At a place where you lie naked on a big pile of pillows and they feed you lobster. You eat it with your bare hands.
I told him I was pregnant. Figured it would soften the blow of telling him I had herpes.
Did it?
Not as such, no.
i've noticed that whenever i have to ask myself "would i be doing this if i was sober?" the answer is probably no.
I just wanted to yell " i am not a shake weight!!"
The puppy is a lightweight. 3 beers and he's passed out on the floor already. I repeat, the puppy is a lightweight.
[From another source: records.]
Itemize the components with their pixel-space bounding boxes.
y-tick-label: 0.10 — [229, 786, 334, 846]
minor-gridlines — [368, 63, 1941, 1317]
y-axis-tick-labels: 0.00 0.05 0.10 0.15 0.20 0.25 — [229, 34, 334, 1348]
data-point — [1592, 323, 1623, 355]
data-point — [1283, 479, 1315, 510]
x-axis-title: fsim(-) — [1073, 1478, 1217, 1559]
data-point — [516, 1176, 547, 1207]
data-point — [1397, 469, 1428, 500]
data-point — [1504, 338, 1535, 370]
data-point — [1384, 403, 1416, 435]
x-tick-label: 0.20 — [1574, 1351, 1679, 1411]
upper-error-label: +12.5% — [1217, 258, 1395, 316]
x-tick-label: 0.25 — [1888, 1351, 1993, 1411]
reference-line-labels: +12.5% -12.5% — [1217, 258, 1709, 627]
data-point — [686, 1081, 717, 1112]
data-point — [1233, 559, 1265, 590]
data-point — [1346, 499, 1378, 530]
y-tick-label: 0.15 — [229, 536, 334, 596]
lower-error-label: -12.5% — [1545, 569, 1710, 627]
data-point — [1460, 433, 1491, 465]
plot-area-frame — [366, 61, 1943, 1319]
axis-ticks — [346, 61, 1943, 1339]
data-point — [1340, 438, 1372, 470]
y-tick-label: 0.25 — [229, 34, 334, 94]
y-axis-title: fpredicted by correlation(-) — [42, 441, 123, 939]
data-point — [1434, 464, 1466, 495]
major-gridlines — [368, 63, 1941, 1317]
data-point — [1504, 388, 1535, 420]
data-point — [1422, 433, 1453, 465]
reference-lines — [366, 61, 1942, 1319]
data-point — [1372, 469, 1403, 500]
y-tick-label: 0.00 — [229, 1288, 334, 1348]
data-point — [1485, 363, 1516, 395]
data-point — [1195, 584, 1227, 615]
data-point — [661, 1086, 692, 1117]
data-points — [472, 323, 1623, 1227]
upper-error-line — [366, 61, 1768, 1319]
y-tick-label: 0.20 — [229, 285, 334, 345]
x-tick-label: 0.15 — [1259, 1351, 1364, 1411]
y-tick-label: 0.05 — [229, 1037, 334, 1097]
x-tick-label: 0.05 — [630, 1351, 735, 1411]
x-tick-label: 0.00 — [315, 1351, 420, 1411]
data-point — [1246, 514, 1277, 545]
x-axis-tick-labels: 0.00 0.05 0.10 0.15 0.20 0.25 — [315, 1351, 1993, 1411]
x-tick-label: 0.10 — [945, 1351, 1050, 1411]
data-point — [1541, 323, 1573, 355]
and my attempt at hiding my drunkness from my parents included walking into the wall as soon as they let me into the house.
I burst into tears on the boat this morning because we bumped a duck in the head. I am way too hung over for today
I need to stop getting so excited when a guy unzips his pants and its bigger than my boyfriends. I look like a kid in a candy store.
She just texted me that she's horny, then started quoted random music, then telling me everything she regrets. I don't think there's enough tequila in the world for me to deal with her...
Pretty sure I recall hugging our waiter from the bar last night. That also means we are NEVER going there again
So fucking hammered. Is this all spelled right? I'm holding it up to my eye. I am on a boulder. I feel like an owl
My memory of last night is a delicious blur of tits, ass, and alcohol.
I just quoted part of the Pokemon theme song in a sext... And it worked
Found your bra
Where?
Hanging in the tree
You guys do the cocaine and I'll do the dishes.